You write: "Relating language and the visual world robustly may require altogether new approaches to learning language."
Why do you think that the current technology (all of diffusion, word2vec as well as GPT-based LLMs are fundamentally known and I don't believe that any party has made meaningful structural changes) *would* be able to deal with these kinds of prompts in the first place?
To me it doesn't just seem to be the case, but it is virtually certain that neither CLIP nor GPT has any world-model-like epistemology and IT CANNOT HAVE. Why do you suppose it may?
Dear colleagues, while I fully agree with your findings, I'm puzzled by the sentiment.
You write: "Relating language and the visual world robustly may require altogether new approaches to learning language."

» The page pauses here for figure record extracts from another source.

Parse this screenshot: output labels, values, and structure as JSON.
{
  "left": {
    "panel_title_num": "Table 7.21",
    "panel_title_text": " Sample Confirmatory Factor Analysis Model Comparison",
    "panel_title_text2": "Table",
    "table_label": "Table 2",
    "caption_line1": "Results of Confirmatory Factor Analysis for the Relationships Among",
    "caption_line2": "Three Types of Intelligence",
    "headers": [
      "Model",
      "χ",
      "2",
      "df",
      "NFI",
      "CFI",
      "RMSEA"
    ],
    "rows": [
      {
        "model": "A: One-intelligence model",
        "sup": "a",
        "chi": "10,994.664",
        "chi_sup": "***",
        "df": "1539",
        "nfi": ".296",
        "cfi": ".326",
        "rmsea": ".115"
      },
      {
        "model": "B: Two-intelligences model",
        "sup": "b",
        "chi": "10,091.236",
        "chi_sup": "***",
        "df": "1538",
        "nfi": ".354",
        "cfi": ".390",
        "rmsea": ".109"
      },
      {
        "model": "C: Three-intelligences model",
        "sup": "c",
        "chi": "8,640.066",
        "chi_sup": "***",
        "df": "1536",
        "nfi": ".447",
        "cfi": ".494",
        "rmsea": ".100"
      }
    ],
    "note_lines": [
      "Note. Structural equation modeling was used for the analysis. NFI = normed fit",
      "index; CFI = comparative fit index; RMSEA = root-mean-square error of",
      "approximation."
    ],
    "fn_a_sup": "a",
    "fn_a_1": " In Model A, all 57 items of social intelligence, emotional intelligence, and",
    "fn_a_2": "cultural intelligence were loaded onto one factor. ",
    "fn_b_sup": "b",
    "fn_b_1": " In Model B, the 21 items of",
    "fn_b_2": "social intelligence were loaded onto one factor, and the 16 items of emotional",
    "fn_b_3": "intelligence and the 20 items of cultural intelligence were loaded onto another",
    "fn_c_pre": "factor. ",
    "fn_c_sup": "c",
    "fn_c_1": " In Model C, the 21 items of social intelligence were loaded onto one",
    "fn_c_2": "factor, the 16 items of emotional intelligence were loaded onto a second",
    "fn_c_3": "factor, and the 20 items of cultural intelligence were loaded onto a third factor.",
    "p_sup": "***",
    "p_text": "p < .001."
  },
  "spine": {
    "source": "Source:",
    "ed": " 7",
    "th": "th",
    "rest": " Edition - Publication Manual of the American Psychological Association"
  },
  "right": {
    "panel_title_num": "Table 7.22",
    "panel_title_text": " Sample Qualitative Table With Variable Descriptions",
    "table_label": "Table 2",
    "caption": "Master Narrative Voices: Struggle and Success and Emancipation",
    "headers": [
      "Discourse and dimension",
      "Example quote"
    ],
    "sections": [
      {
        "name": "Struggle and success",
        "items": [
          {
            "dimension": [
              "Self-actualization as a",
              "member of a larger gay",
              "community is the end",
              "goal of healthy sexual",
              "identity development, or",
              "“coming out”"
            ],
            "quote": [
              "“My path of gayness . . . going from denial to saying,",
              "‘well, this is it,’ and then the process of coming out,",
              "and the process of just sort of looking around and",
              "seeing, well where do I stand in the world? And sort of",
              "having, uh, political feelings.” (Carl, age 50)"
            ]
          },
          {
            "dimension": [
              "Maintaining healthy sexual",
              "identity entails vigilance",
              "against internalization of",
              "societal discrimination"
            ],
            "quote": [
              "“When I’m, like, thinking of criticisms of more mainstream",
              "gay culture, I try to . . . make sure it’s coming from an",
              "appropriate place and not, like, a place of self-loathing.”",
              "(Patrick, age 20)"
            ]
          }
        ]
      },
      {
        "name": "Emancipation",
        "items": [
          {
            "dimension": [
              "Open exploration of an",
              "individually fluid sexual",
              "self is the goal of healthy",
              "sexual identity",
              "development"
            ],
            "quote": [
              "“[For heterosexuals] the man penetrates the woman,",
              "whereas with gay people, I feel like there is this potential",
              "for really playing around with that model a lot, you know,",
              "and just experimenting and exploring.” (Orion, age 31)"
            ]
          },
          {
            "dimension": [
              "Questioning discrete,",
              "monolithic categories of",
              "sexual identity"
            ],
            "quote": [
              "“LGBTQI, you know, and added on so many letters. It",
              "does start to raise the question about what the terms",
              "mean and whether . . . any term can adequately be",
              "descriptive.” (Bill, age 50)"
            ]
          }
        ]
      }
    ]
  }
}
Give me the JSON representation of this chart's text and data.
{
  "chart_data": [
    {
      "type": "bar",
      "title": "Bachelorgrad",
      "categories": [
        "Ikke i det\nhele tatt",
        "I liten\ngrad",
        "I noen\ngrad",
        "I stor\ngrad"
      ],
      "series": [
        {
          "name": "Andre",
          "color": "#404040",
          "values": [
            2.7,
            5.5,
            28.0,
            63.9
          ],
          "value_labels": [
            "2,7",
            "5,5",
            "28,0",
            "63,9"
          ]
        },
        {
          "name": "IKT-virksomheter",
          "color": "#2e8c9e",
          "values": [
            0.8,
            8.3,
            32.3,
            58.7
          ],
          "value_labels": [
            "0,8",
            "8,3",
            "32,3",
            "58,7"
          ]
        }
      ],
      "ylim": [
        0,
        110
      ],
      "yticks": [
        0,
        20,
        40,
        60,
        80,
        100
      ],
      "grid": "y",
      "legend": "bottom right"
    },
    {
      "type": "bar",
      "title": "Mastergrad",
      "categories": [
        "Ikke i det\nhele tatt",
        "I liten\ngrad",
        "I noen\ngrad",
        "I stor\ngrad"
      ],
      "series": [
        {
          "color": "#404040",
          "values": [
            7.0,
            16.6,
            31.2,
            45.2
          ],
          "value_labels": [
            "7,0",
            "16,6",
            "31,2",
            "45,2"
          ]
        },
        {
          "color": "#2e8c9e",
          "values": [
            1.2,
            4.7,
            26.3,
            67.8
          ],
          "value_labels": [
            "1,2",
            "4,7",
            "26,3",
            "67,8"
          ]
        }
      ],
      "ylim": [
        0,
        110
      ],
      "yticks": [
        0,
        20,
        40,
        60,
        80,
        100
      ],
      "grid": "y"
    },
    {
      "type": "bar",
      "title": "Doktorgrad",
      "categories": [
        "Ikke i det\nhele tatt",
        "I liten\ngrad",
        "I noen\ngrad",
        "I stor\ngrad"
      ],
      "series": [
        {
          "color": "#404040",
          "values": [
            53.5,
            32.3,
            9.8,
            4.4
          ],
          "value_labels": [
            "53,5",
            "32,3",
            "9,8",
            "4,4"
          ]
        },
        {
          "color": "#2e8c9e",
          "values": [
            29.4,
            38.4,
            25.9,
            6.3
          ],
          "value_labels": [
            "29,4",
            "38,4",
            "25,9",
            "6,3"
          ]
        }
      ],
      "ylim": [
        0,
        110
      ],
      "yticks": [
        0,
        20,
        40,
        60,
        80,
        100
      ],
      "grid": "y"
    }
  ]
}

Why do you think that the current technology (all of diffusion, word2vec as well as GPT-based LLMs are fundamentally known and I don't believe that any party has made meaningful structural changes) *would* be able to deal with these kinds of prompts in the first place?
To me it doesn't just seem to be the case, but it is virtually certain that neither CLIP nor GPT has any world-model-like epistemology and IT CANNOT HAVE. Why do you suppose it may?
i don’t suppose that it would. but a lot of people are confused, and it’s good to remind them that scaling is not a panacea.